Carnival of the Animals
The Kanneh-Masons
Decca
AIMED squarely at the Christmas stocking of young music-lovers, the first collective release by the Kanneh-Mason clan covers a lot of territory – musically, performatively, and geographically.
There are seven of the gifted family on the disc, with the youngest, Mariatu, having a starring role alongside writer Michael Morpurgo in the supporting feature, narrating the Yuletide tale Grandpa Christmas, in the company of its author.
He is far from the only guest on the sessions. Partnering Morpurgo in delivering the new text he has written for Camille Saint-Saens’ Carnival of the Animals is actor Olivia Coleman, and the family group is augmented by well-known musicians including viola player Timothy Ridout, clarinettist and composer Mark Simpson, and Scotland’s Alasdair Malloy on his specialist instrument, glass harmonica.

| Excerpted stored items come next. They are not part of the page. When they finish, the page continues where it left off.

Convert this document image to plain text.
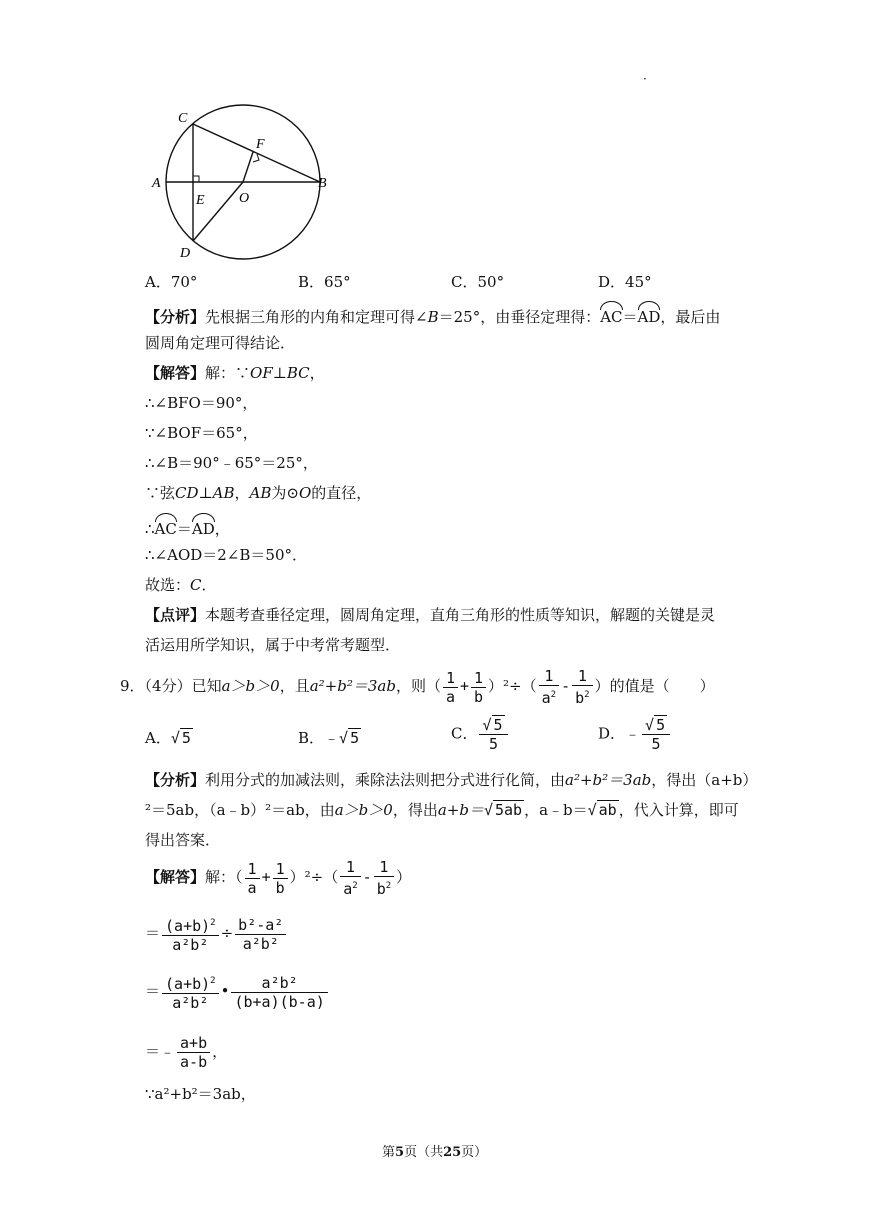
·
C
F
A	B
E O
D
A．70°	B．65°	C．50°	D．45°
【分析】先根据三角形的内角和定理可得∠B＝25°，由垂径定理得：AC＝AD，最后由
圆周角定理可得结论．
【解答】解：∵OF⊥BC，
∴∠BFO＝90°，
∵∠BOF＝65°，
∴∠B＝90°﹣65°＝25°，
∵弦CD⊥AB，AB为⊙O的直径，
∴AC＝AD，
∴∠AOD＝2∠B＝50°．
故选：C．
【点评】本题考查垂径定理，圆周角定理，直角三角形的性质等知识，解题的关键是灵
活运用所学知识，属于中考常考题型．
9．（4分）已知a＞b＞0，且a²+b²＝3ab，则（ $\frac{1}{a} + \frac{1}{b} )^2\div( \frac{1}{a^2} - \frac{1}{b^2}$ ）的值是（　　）
A．√ 5	B．﹣√ 5	C． $\frac{√ 5}{5}$	D．﹣ $\frac{√ 5}{5}$
【分析】利用分式的加减法则，乘除法法则把分式进行化简，由a²+b²＝3ab，得出（a+b）
²＝5ab，（a﹣b）²＝ab，由a＞b＞0，得出a+b＝√ 5ab ，a﹣b＝√ ab ，代入计算，即可
得出答案．
【解答】解：（ $\frac{1}{a} + \frac{1}{b} )^2\div( \frac{1}{a^2} - \frac{1}{b^2}$ ）
＝ $\frac{(a+b)^2}{\text{a²b²}} \div \frac{\text{b²-a²}}{\text{a²b²}}$
＝ $\frac{(a+b)^2}{\text{a²b²}}$ • $\frac{\text{a²b²}}{(b+a)(b-a)}$
＝﹣ $\frac{a+b}{a-b}$ ，
∵a²+b²＝3ab，
第5页（共25页）
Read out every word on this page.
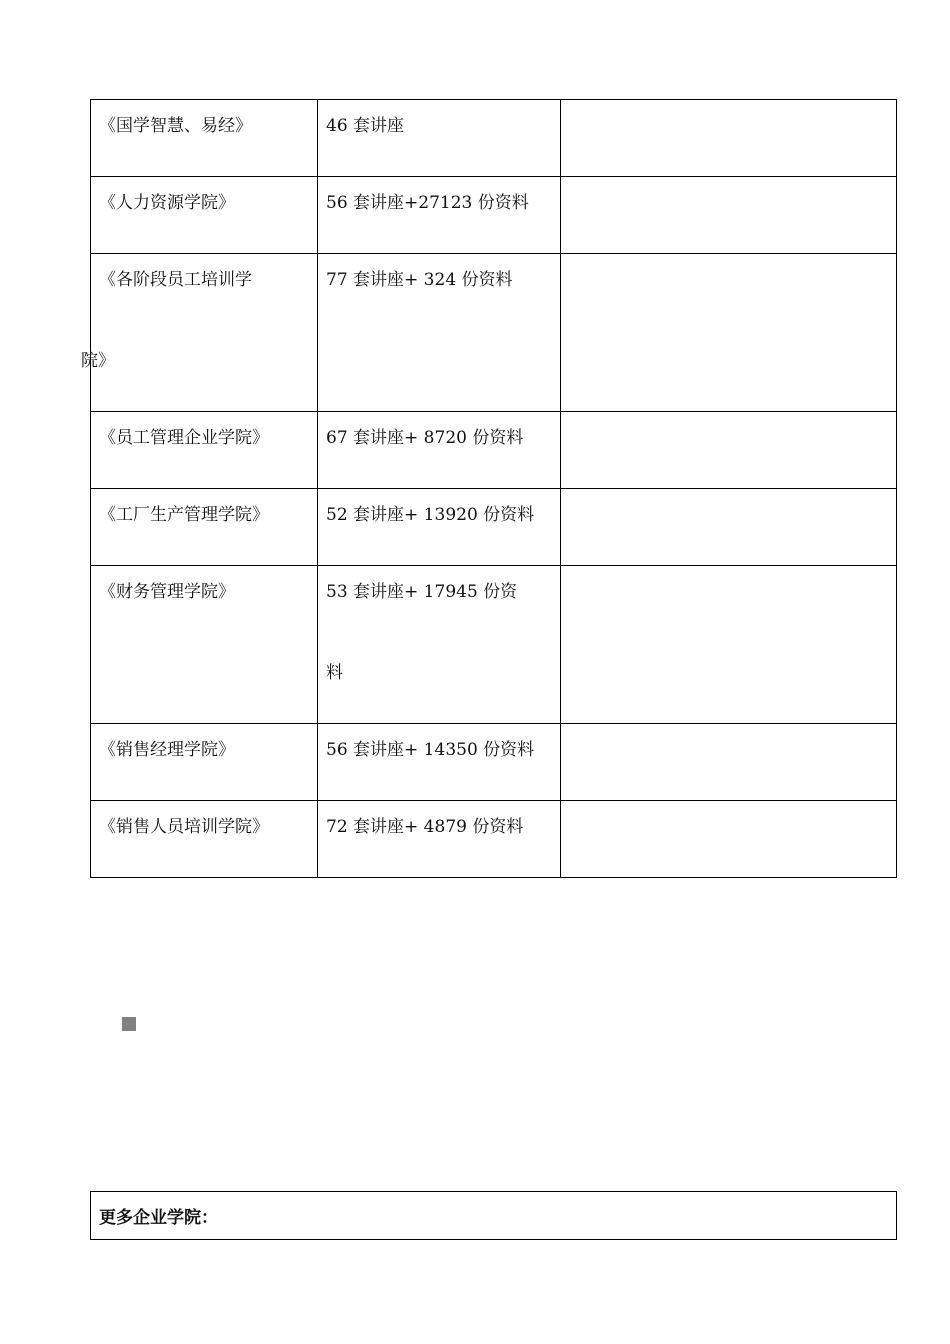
《国学智慧、易经》	46 套讲座	

《人力资源学院》	56 套讲座+27123 份资料	

《各阶段员工培训学
院》	77 套讲座+ 324 份资料	

《员工管理企业学院》	67 套讲座+ 8720 份资料	

《工厂生产管理学院》	52 套讲座+ 13920 份资料	

《财务管理学院》	53 套讲座+ 17945 份资
料	

《销售经理学院》	56 套讲座+ 14350 份资料	

《销售人员培训学院》	72 套讲座+ 4879 份资料	

更多企业学院：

Morpurgo’s words bring the suite – Hens and Roosters, Elephant, Fossils, Swan et al – up to date, as long as you consider contemporary a passing reference to The Move’s 1970 pop hit Brontosaurus (which will sail over the heads of the intended audience), and the recording – made at Abbey Road studios – is exemplary, with the music always foregrounded, regardless of the starry company delivering the verse.
Tchaikovsky, Grieg, Rimsky-Korsakov and, crucially, Bela Bartok, are harnessed to the Christmas story that follows, with a lovely ensemble arrangement of Eric Whitacre’s Seal Lullaby rounding things off, and then Kanneh-Masons’ arrangement of Bob Marley’s Redemption Song by way of an encore.
Producer Dominic Fyfe, whose own story of meeting first Morpurgo as a youngster is a fine tale in itself, has brought all of these ingredients together with great skill. It is an hour of music and words that will surely captivate many a young ear, as well as a few older ones.